‘Small’ hard fork bug results in near zero-tx per block on Bitcoin Cash network
The Bitcoin Cash network underwent its planned hard fork upgrade on May 15, with a goal of implementing security and privacy features to the blockchain. Things, however, aren’t going as planned.
The protocol upgrade was activated on block 582680, but the network appeared to be stuck without new blocks produced for some time—it took approximately half an hour before the next block was produced. BitMEX Research pointed out a possible problem with the BCH hard fork, tweeting that “the number of txs per block is low (0 in the last 9 blocks, other than the coinbase txn).”

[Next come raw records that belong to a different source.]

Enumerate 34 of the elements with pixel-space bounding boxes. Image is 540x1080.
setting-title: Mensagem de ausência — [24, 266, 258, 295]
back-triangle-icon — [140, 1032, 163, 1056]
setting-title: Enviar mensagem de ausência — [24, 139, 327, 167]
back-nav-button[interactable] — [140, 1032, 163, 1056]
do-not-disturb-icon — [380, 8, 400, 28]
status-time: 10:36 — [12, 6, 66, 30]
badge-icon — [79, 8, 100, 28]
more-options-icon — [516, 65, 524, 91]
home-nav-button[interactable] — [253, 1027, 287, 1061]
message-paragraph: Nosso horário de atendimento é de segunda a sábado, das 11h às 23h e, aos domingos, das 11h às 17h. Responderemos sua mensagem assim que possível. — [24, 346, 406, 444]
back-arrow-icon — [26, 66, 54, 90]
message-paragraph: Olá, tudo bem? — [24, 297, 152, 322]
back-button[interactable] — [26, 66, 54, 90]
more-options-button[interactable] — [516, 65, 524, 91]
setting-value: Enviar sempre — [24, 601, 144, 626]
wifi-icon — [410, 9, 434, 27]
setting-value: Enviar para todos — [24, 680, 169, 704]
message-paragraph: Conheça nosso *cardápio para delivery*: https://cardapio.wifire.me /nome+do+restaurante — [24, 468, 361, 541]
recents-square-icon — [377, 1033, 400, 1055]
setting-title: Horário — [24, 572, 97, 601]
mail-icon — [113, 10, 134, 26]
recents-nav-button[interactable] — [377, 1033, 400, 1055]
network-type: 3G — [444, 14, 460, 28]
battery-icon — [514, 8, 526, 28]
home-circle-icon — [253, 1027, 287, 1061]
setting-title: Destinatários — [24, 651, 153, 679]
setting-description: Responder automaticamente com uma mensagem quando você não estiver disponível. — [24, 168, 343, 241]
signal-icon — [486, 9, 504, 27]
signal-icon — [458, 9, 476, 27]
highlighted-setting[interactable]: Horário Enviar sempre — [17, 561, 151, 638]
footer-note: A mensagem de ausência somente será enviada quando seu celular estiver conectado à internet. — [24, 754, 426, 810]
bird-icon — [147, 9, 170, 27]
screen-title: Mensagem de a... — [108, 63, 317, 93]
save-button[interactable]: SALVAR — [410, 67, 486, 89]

It appears as if there may be a problem with the Bitcoin Cash hardfork upgrade, the number of txs per block is low (0 in the last 9 blocks, other than the coinbase txn). Our mempool has 1622 txs
Below chart is number of txs per block and the orange line is the hardfork point pic.twitter.com/UR3jQuN6Zm
— BitMEX Research (@BitMEXResearch) May 15, 2019
The BCH network had been processing only one transaction per block, essentially just the block reward, for the last 10 blocks until block 582697, in which it processed 89 transactions.
BU developer Greg Griffith explained on Reddit that the glitch had been an ABC client issue, stating that “any miner who is mining with ABC is affected. If they are mining with BU [Bitcoin Unlimited] they don’t have the issue.”
The glitch, in which the BCH blocks did include any transactions except the Coinbase transaction, has caused the mempool to fill up. In fact, Reddit users pointed out that the mempool grew 10MB during the two hours that the network processed zero transactions per block.
In response, ABC developers are reportedly deploying a patch to solve the issue. Reddit user Ferriesta Patronum, a developer with Bitcoin Verde, explained that “there was a small bug in the mempool-acceptance rules for after the HF [hard fork] for reference-client-derived nodes.” Though no coins were in danger, the bug highlighted “the need for a more distributed codebase,” the developer stressed.
Still, the incident has prompted users to ask why such a major bug wasn’t caught before the release. To which Griffith answered: “Unfortunately tests do not cover 100% of the possibilities as much as developers might try to account for everything. Sometimes things are missed.”
This story will be updated as new information comes in.